0

I want to make some kind of crawling program. it's chrome extension.

In my program, one function is visit many webpage. This is my plan.

visit page, load page, crawling, visit next page....

I want my program is sequential. but, 'load page' is async. therfore, lower code is not work.

function load_and_download(checked_list) {
    for(var item of checked_list){
        visit_page(item);   //async function    
        crawl_page(item);
    }       
}

I found solution like this.

function load_and_download(checked_list, now_index) {
    visit_page(checked_list[now_index], function () {//load finish
        crawl_page(checked_list[now_index]);
        if (checked_list.length > now_index + 1)
            load_and_download(checked_list, now_index+1);
    })
}

upper code work for me. but, it is recursive function. if checked_list is very very long, upper code is safe? I know recursive code has stack problem. javascript is safe from that?

Redwings
  • 540
  • 2
  • 4
  • 12
  • The only way I know of for the language to automatically avoid stack overflow is "tail-call optimization", for which see: [Are functions in JavaScript tail-call optimized?](https://stackoverflow.com/questions/37224520/are-functions-in-javascript-tail-call-optimized) – IMSoP Apr 21 '21 at 15:24
  • JavaScript is not safe from stack overflows in a general way. This can be done without recursion in a variety of ways, e.g., a FIFO that's consumed until it's empty. It's a natural recursive problem, but anything that can be solved with recursion can be solved without it if it actually proves to be a problem. – Dave Newton Apr 21 '21 at 15:31
  • @IMSoP you mean, chrome extension can't avoid stack overflow? my code is dangerous? – Redwings Apr 21 '21 at 15:32
  • @DaveNewton How can i use FIFO with callback? I don't know how to do it. – Redwings Apr 21 '21 at 15:34
  • Could you have event listeners instead for the `window.onload` ? https://developer.mozilla.org/en-US/docs/Web/API/GlobalEventHandlers/onload – Pogrindis Apr 21 '21 at 15:40
  • 4
    _"but, it is recursive function"_ - No, it isn't. The callback from `visit_page()` calls `load_and_download()` but that will happen "outside" of `load_and_download()` (at least if `visit_page()` is also asynchronous which the callback suggests) – Andreas Apr 21 '21 at 15:42
  • @Pogrindis well, i think it's not problem for me... – Redwings Apr 21 '21 at 15:45
  • @Andreas really? it's not??? you mean, upper code is safe? – Redwings Apr 21 '21 at 15:46
  • "i can't this with for loop" - what does that mean? If that code works, what's the exact problem? – Nico Haase Apr 22 '21 at 09:55
  • @NicoHaase I edit question and add example code. – Redwings Apr 22 '21 at 13:25

1 Answers1

1

What you have here is not a recursive function, if visit_page calls back asynchronously. This pattern is something which I'd like to call pseudorecursion, as due to the async callback, every call to load_and_download will happen in a separate task, thus inside the callstack there will be only one call to that function (per task). Once the async action is scheduled in visit_page, the callstack unwinds again and the next task will be processed. Therefore although it looks like recursion, there's actually no recursion going on.

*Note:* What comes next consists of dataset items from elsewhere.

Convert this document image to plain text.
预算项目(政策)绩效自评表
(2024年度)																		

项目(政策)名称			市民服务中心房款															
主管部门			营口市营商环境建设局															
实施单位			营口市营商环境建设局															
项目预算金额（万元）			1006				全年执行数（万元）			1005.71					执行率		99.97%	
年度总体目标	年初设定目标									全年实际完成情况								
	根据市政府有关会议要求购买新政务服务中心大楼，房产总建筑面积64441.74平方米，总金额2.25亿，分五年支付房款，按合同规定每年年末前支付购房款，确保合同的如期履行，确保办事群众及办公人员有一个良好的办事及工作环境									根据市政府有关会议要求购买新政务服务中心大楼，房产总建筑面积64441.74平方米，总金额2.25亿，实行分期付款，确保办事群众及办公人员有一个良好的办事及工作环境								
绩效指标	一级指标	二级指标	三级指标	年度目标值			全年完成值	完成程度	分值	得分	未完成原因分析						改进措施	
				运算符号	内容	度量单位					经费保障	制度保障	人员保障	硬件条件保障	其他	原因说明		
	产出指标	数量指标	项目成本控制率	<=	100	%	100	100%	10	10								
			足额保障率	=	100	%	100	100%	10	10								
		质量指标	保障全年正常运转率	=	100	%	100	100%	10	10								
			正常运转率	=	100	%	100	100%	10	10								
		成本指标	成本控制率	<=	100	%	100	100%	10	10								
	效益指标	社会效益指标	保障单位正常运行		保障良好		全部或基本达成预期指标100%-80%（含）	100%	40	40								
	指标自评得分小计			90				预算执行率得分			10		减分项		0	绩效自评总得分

Here's a simplified example illustrating this:

function asynchronous(callback) {
  // Here an asynchronous action gets started and processed somewhere
  setTimeout(callback, 1000);
  // Execution continues synchronously and the callstack unwinds from here on
}

function pseudoRecursive() {
  asynchronous(function () {
    console.log("As we're in a new task, the callstack is basically empty:\n", (new Error()).stack);
    pseudoRecursive();
  });
  // Here the callstack unwinds again
}

pseudoRecursive();
Jonas Wilms
  • 132,000
  • 20
  • 149
  • 151